No processo, o MP aponta três ocorrências que demonstram o ''uso da máquina pública'' durante as investigações e que teriam atrapalhado o procedimento instaurado pelo Grupo de Atuação Especial de Combate ao Crime Organizado (Gaeco), braço do MP. Conforme o MP, Coutinho, durante depoimento, esteve acompanhado do advogado da Sercomtel, João Pignataro Neto, servidor de carreira. O MP apontou, ainda, o ''uso do site da Sercomtel para publicação de nota oficial que não passa de defesa pessoal''. E, por fim, relatam os promotores que assinam a ação, a demora nas interceptações telefônicas.
Foram pedidas 22 interceptações telefônicas, que deveriam ser executadas pelas operadoras entre os dias 21 de abril e 6 de maio. Com exceção da Sercomtel, as demais operadores (Vivo, Oi e Tim) cumpriram a determinação, ao passo que a operadora londrinense iniciou o procedimento somente no dia 26 de abril (em oito telefones fixos e oito celulares), ou seja, dois dias depois das prisões em flagrante do ex-secretário de Governo Marco Cito e do empresário Ludovico Bonato. Acrescenta o MP que apenas em 3 de maio houve o encaminhamento das gravações para o sistema de captação do Gaeco. A interceptação implantada pela Sercomtel ficou com prazo inferior ao legal, ''terminando em 5 de maio''.
Em razão das irregularidades, foram convocados para prestar esclarecimentos, ainda durante o inquérito, o diretor de engenharia da Sercomtel, Hans Jorgen Muller, e o gestor de gerenciamento de redes, Mauro Roberto Borges. Na saída do Gaeco, eles alegaram terem prestado apenas esclarecimentos técnicos.

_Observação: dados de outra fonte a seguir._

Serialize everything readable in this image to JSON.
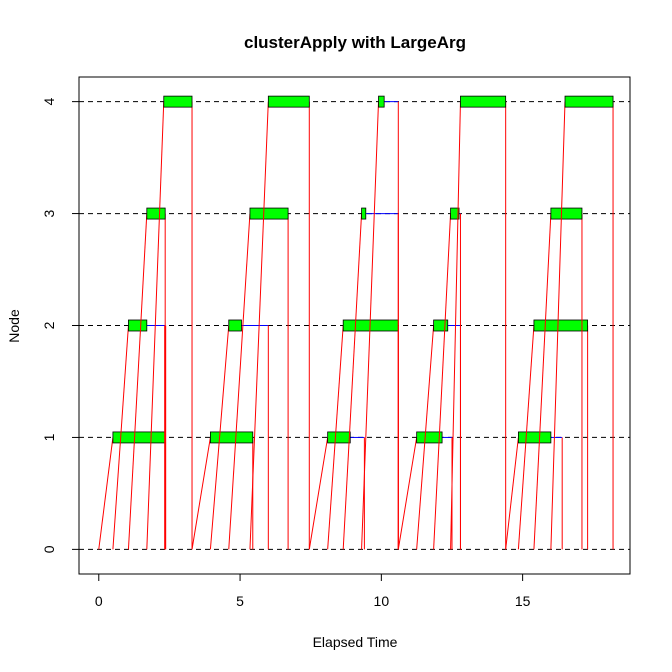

Coutinho Mendes foi procurado para comentar a decisão da Justiça, mas não quis dar nenhuma declaração. Ontem, antes do afastamento, ele havia procurado a FOLHA, através da assessoria de imprensa da Sercomtel, para reafirmar que os R$ 5 mil que sacou da conta pessoal, no dia das prisões em flagrante (Cito e Bonato) foram emprestados para que o diretor de Participações da empresa, Alysson Tobias de Carvalho, fizesse uma viagem a Curitiba até ao Tribunal Regional Eleitoral e à sede do PDT. Coutinho afirmava que a nota enviada às redações na terça-feira tinha a intenção de esclarecer que a viagem não tinha ligação com eventual venda da coligada Adatel, conforme divulgado pela defesa de um dos acusados. Conforme a denúncia criminal, o dinheiro retirado por Coutinho teria sido repassado a Alysson para o pagamento de propina para o vereador Amauri Cardoso (PSDB), que acabou denunciando o suposto esquema.
Além de Coutinho Mendes, Cito, Alysson e Bonato, são réus na ação o vereador afastado Eloir Valança (PHS) e o chefe de Gabinete da prefeitura, Rogério Lopes Ortega. Continuam detidos na Penitenciária Estadual de Londrina (PEL 2) Ortega (desde o dia 1º de maio), Cito e Bonato (ambos desde o dia 24 de abril).